次のような方法が考えられます。定時社員総会についても同様です。
この場合、理事会決議は、最後の理事の同意があった時に成立します。理事会の招集手続は、不要です。
- 決議の省略により次の理事会決議を行う。
- 計算書類等の承認
- 定時評議員会提出議案の決定
- 定時評議員会の日時、場所、議題等の決定
- 書面による理事全員の同意及び監事全員の異議がない旨の確認(理事会決議成立)
- 定時評議員会の招集通知の発信
- 定時評議員会の開催
代表理事、業務執行理事は、任期満了であっても理事を退任すると、それと同時に退任となりますから、たとえ再任する場合でも代表理事、業務執行理事を選定し直す必要があります。
それには理事会の開催が必要ですが、そのためには1週間前までに召集通知を発しなければなりませんから、この場合は、その招集手続を省略して、その場で理事会を開催し、代表理事等を選定するのがいいでしょう。招集手続の省略は、口頭の同意で差し支えありません。
年度途中で補欠選任が必要となった場合にどうすればいいかですが、次のようにすれば、理事会、評議員会の開催を省略して補欠選任することができます。ただし、これは、全員の同意が得られることが明らかで、緊急やむを得ない場合に限られるべきでしょう。
- 決議の省略により次の理事会決議を行う。
- 役員の補欠選任案の決定
- 決議の省略に係る評議員会の議題の決定
- 書面による理事全員の同意及び監事全員の異議がない旨の確認(理事会決議成立)
- 書面による評議員全員の同意(評議員会の選任決議成立)
なお、社団法人の場合は、書面による議決権の行使が可能で、その場合には、全員の賛成が得られない場合でも選任決議が可能ですからこれを検討すべきでしょう。
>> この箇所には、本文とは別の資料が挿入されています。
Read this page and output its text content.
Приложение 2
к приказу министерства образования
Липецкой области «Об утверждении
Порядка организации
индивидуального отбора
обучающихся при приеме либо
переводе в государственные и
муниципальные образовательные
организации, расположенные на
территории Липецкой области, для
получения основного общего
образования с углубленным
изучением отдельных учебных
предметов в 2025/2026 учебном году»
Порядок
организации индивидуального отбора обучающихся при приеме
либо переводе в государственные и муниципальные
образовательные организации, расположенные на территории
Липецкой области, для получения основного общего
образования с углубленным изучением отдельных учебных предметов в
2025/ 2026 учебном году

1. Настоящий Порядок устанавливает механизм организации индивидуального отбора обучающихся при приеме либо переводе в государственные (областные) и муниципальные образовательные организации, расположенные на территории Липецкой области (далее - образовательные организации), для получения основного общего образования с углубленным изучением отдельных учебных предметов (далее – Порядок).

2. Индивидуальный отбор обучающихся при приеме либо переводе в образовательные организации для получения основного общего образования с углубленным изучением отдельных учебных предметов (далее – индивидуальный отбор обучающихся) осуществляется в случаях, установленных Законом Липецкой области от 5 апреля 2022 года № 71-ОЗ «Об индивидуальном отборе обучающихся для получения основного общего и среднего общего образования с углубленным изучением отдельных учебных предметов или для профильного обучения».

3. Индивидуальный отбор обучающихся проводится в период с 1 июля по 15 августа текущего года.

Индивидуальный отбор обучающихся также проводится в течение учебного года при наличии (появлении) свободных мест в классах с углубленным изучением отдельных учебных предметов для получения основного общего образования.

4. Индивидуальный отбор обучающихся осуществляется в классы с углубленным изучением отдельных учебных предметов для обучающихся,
評議員会が延期又は続行の決議をしたときは、これによって開催される延会又は継続会は、元の評議員会の一部と捉えられているため、そのための招集手続も執られません(法人法 56、 192 )。これは社員総会についても同様です。
一方、旧役員は、定時評議員会終結の時に退任しますので、延期・続行の場合は、延期・続行された定時評議員会すなわち延会又は継続会の終結の時に退任します。たとえ、続行の決議前に役員の改選決議がなされていてもその時に退任するのではありません。
なお、延期と続行の違いは、審議に入る前に延長するのが「延期」、審議未了のため延長するのが「継続」です。
【善良なる管理者の注意とは】
それを職とする者が通常の能力をもってその場合の事情に応じ当然に払うべき注意を払うことです。特別にむつかしいことではありません。
確かに新たに忠実義務規定が設けられていますが(法人法 83、 197 )、もともと理事は法人に対して受任者として善良なる管理者の注意義務を負っていたのであり、この規定が設けられたからといって理事の責任が重くなったとはいえません。この規定は、注意的に善良なる管理者の注意義務を理事に当てはめ明らかにしただけとされています。
今回の改正で、理事の損害賠償責任の一部免除規定が設けられたことなどを併せ考えると、理事の責任が重くなったというよりは、責任範囲が明確になるように規定が整備されたと見るべきでしょう。
法人の代表、業務執行のすべてを代表理事、業務執行理事が行うのは困難です。職員に一定の事務事業を行わせ、業務の一部を特定の者に委ねざるを得ません。それは雇用、委任、代理によって可能であり、業務執行の一部を特定の理事に委ねることもできます。ただし、理事会の専権事項(重要な財産の処分、多額の借財、重要な使用人の選解任その他(法人法 90④、 197 ))は委ねることができません。